Leibson's Law

As a long-term, Senior member of the IEEE, I did feel a pang or two when I wrote up the minor technical gaffe that appeared in an IEEE Spectrum article for my previous blog entry. I’m delighted to salve my conscience by referring you to a very good, short article about multicore design and the impending memory wall on the IEEE Spectrum Online site (see Multicore Is Bad News For Supercomputers by Samuel K Moore). This article documents simulations showing that a unilateral increase in processing power with no increase in aggregate memory bandwidth eventually leads to data starvation and a loss of processing performance. Here’s the graph:

The graph shows that for the simulations in question, system performance peaked at four processors, was flat to eight processors, and then fell as more processors were added to the system simulation. The culprit, as any good system engineer should know almost intuitively, was memory starvation. As you add processors to a chip but keep the memory interface pipe at a constant size, you reach a point where the processor-to-memory connection saturates. From that point onward, the additional processors starve for data. In the embedded world, where we’re headed towards tens and hundreds of processors per multicore and many-core chip, there are only three ways to solve memory starvation; there are only three ways to avoid hitting the wall:

• Make the processor-to-memory pipe bigger (more bandwidth)
• Add more processor-to-memory pipes (more memory ports = more memory bandwidth)
• Add more local memory to each processor (more aggregate memory bandwidth)

Each of these alternatives costs money. Adding more processors also costs more money. More performance costs money. So which approach is the best? It really depends on the application. Many multicore/many-core SOC designs employ a DDR memory controller (Virage Logic and Northwest Logic have good ones) with one DDR memory port on the chip. Bulk DRAM chips are very economical ways to store data on a per-bit basis and DDR ports are a good way to connect them to an SOC.

Boosting memory bandwidth is a very popular approach and has produced several generations of DDR ports with data-transfer rates ranging 1600 Mbytes/sec to 12,800 Mbytes/sec. This approach increases memory-port speed without adding pins to the SOC but the memory-chip cost increases with each boost in memory-port clock rate.

It’s a relatively simple matter to add a second memory port to the SOC and double the bandwidth. This approach has the advantage of not adding a lot of pins to the SOC but has the disadvantage of splitting data into two separate memory chips, which are twice as expensive as one memory chip, and this approach certainly complicates the software.

It’s also possible to design the SOC so that each of the on-chip processors (or most of the on-chip processors) has all of the local, on-chip memory it needs. As the amount of silicon devoted to on-chip memory increases to more than 90%, that’s clearly a viable design approach but you’ll need to know—at the time you’re designing the system—how much memory each processor needs for all of its assigned tasks.

Note: Here’s a chart I used for an SOC memory panel I chaired last week at the International SOC Conference in Newport Beach.
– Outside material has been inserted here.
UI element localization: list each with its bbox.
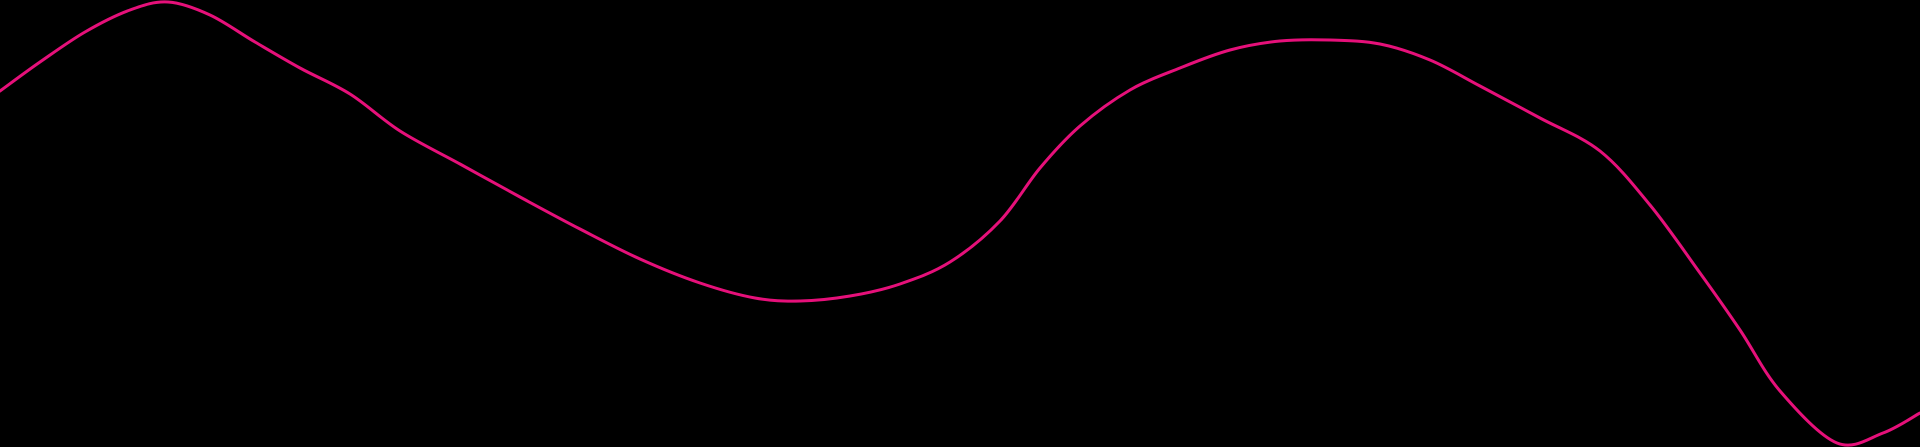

The chart predicts that 90% of an SOC will be used for memory by the year 2011 and that the percentage devoted to memory will continue to climb after that. I found this chart in a paper published at the Date ’05 conference.

My purpose in writing all of this is not to advocate one SOC design approach over the other to hurdle the memory wall. I truly don’t have a favorite. The “right” choice is application dependent. Sorry, I know you’ve heard that mantra before, but that’s because it’s so often true. My purpose here is to alert you to yet another knee-jerk approach to system design that’s about to stop working: more processors without more memory bandwidth spells failure. And so this is yet another plea to become more cautious about using such design approaches. Complex system designs require careful, intelligent design approaches.